Przypomnijmy, iż Marek Kwapisiewicz funkcję prezesa Miejskiego Zakładu Komunikacji w Bełchatowie objął w czerwcu ub. roku, czyli nieco ponad miesiąc po zakończonych wyborach samorządowych, w których wyścig o fotel prezydenta Bełchatowa wygrał Patryk Marjan. Nominacja nowego szefa miejskiej spółki nie była wówczas zaskoczeniem. Kwapisiewicz to postać doskonale znana w lokalnej polityce, podczas kampanii przed wyborami samorządowymi dał się poznać jako bliski współpracownik urzędującego w tej chwili prezydenta. Kwapisiewicz bezskutecznie ubiegał się o mandat radnego powiatu. Z list Konfederacji startował również w wyborach do Parlamentu Europejskiego. W tym przypadku również bez pomyślnego finału.
Marek Kwapisiewicz do MZK Bełchatów przeszedł z Bestgumu, spółki zależnej PGE, która specjalizuje się w wulkanizacji taśm przenośnikowych oraz produkcji płyt gumowych.

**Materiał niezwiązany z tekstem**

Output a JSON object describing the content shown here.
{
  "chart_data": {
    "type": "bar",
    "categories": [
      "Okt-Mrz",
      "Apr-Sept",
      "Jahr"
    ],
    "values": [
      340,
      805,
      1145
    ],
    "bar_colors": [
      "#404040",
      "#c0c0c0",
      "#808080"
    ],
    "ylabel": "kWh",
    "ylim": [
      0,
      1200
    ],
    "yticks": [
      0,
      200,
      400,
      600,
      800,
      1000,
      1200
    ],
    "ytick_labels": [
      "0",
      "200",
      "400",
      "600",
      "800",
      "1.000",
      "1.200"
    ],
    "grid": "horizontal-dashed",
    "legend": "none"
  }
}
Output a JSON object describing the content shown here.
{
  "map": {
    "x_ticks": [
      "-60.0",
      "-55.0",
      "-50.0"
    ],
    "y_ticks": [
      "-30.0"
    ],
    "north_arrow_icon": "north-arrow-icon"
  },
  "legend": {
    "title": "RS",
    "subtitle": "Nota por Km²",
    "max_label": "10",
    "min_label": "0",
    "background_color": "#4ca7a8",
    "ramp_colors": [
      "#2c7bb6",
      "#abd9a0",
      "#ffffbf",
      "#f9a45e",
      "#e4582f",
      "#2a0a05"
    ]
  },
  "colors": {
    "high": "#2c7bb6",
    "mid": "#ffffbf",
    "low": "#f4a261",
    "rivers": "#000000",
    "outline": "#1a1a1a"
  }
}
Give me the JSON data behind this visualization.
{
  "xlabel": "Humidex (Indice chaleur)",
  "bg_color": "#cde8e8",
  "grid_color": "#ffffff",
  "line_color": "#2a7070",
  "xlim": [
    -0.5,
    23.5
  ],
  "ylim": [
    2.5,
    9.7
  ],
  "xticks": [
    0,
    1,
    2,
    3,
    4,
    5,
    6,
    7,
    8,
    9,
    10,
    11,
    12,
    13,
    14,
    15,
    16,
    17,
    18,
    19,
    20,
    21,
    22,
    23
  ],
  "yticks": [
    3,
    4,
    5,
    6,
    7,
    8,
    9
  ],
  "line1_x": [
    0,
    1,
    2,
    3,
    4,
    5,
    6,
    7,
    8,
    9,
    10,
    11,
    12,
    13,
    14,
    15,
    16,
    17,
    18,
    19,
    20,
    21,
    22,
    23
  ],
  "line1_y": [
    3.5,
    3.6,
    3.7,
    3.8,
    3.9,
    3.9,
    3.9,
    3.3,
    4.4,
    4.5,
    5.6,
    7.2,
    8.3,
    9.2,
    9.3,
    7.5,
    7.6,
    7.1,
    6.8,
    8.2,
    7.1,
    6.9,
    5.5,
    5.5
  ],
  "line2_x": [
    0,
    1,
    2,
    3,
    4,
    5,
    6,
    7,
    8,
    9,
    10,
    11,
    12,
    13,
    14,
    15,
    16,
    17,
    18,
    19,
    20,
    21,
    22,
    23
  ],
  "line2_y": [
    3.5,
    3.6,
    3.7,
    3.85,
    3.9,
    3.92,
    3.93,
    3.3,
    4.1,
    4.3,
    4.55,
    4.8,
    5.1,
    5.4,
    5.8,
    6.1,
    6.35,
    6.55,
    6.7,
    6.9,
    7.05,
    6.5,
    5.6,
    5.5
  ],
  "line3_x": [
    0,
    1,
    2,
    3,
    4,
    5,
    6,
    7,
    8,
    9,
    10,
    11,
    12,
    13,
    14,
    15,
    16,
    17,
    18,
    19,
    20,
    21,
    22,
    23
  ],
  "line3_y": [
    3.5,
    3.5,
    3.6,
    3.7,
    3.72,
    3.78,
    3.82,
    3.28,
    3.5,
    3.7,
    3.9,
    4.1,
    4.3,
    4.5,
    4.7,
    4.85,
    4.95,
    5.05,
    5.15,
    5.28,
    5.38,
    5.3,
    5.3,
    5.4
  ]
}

- Znikam z Bestgumu na dłużej, żeby swoimi umiejętnościami wesprzeć miasto Bełchatów, za które odpowiedzialność wziął Patryk Marjan, a wraz z nim nasze środowisko – napisał w mediach społecznościowych Marek Kwapisiewicz rok temu, gdy przechodził do MZK.
Okazuje się, po dwunastu miesiącach bliski współpracownik prezydenta miasta nie będzie już wspierał miasta swoimi umiejętnościami, przynajmniej jako prezes miejskiej spółki. Udało się potwierdzić, iż złożył rezygnację.
- Pan Marek Kwapisiewicz z powodów osobistych złożył rezygnację z pełnienia funkcji prezesa Miejskiego Zakładu Komunikacji Sp. z o.o. w Bełchatowie. Jego rezygnacja została przyjęta – poinformował bełchatowski magistrat.